While most people outside of the United States recognise July 4 as Independence Day, they may not realise Constitution Day commemorates another key act of the US founding fathers.
The United States Constitution, the legal document by which the country is governed and the freedoms of its citizens guaranteed, was formed and signed on September 17, 1787.
Constitution Day is today also known as Citizenship Day as it honours people who have become US citizens through birth or via naturalisation.
If the day falls during a weekend or other holiday then schools and other institutions will recognise it on an adjacent day.
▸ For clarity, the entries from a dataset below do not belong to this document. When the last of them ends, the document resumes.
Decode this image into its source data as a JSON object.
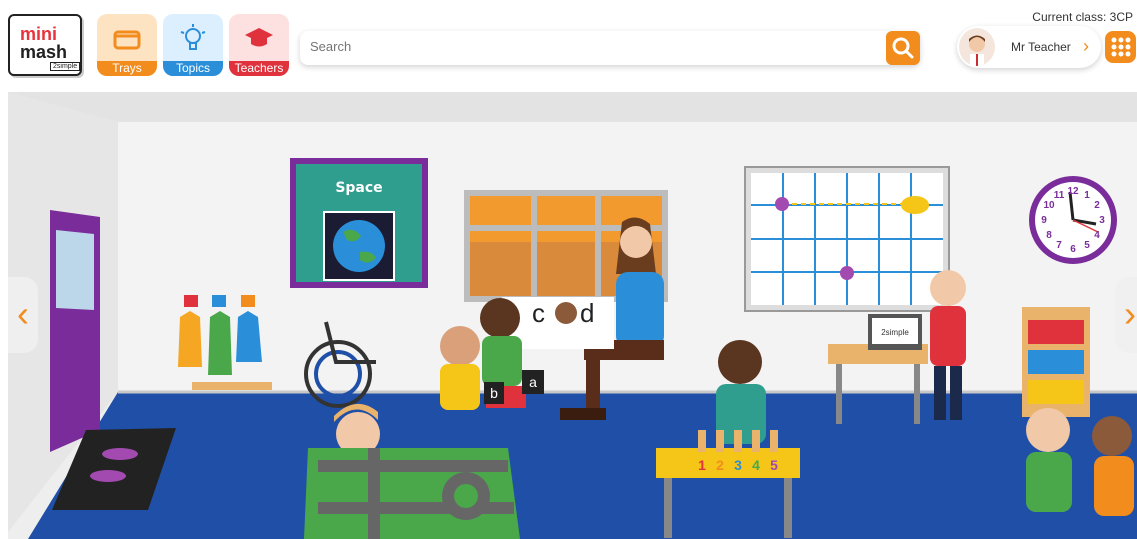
{
  "logo": {
    "line1_a": "mini",
    "line2": "mash",
    "badge": "2simple"
  },
  "nav": [
    {
      "label": "Trays",
      "icon": "tray-icon"
    },
    {
      "label": "Topics",
      "icon": "lightbulb-icon"
    },
    {
      "label": "Teachers",
      "icon": "graduation-cap-icon"
    }
  ],
  "search": {
    "placeholder": "Search"
  },
  "current_class": "Current class: 3CP",
  "user": {
    "name": "Mr Teacher"
  },
  "scene": {
    "space_board_title": "Space",
    "word_cards": [
      "c",
      "d"
    ],
    "letter_cards": [
      "b",
      "a"
    ],
    "number_board": [
      "1",
      "2",
      "3",
      "4",
      "5"
    ],
    "clock_numbers": [
      "12",
      "1",
      "2",
      "3",
      "4",
      "5",
      "6",
      "7",
      "8",
      "9",
      "10",
      "11"
    ],
    "laptop_label": "2simple"
  },
  "colors": {
    "orange": "#f28c1c",
    "blue": "#2a8fd8",
    "red": "#e0323c",
    "floor": "#1f4fa6",
    "wall": "#f1f1f1",
    "purple": "#7a2d9a"
  }
}
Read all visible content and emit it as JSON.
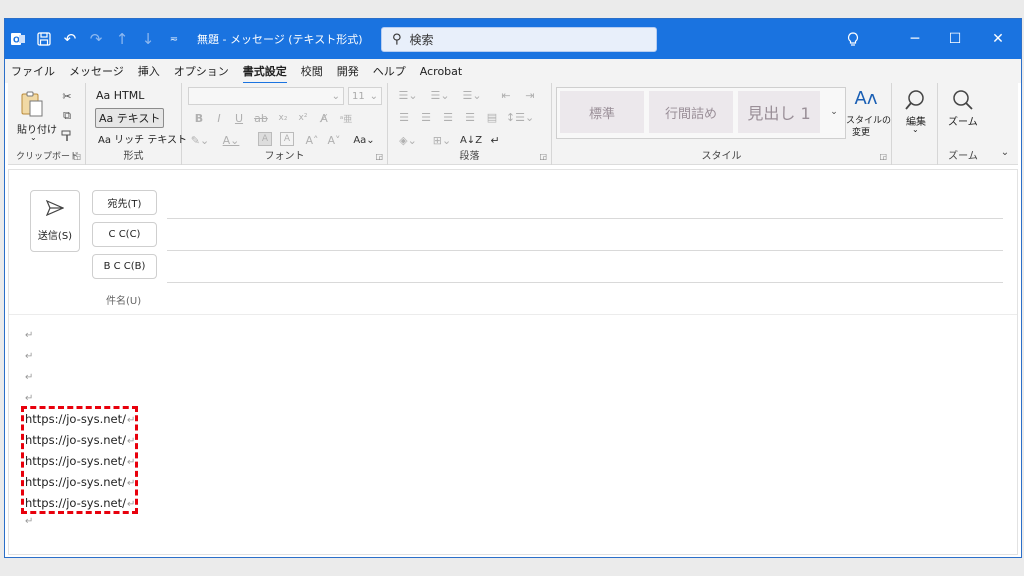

Where was the constitution written?
In 1787, America’s founding fathers gathered at the Pennsylvania State House to sign the document which would become the US constitution, 11 years after the country achieved its independence.
The assembled committee including George Washington, the first President of the United States, and Benjamin Franklin.
Some 42 delegates attended with 39 signing the document, following months of meetings spent negotiating the Articles of Confederation – the agreement that was the first constitution.
But the four-page document was not ratified until June 21, 1788 once it had been agreed by the minimum nine states required to do so.
Pledging liberty and justice for all US citizens, the constitution also lays out the powers of the states.
Under it, the government is divided into three separate branches: the legislative, the executive and the judicial with a set of checks and balances to stop any one authority becoming too powerful.
The document, which has undergone 27 amendments since, continues to be the legal blueprint by which America is governed.
When was Constitution Day first observed?
Public schools in Iowa are believed to be the first people to observe Constitution Day in 1911.
The holiday proved so popular, a committee was formed to promote an official Constitution Day in 1917.
However, it was not marked as an official holiday until 1953 after Louisville resident Olga T Weber petitioned city officials for one..
President Dwight D Eisenhower signed a resolution the following year marking September 17-23 as Constitution Week.
Then in 2004, the day was formally changed to Constitution Day and Citizenship Day through the passing of a new act.
Citizenship Day, previously known as “I am an American” Day, was previously marked on a different day of the year.
Now every year, schools must deliver education about the American Constitution on September 17.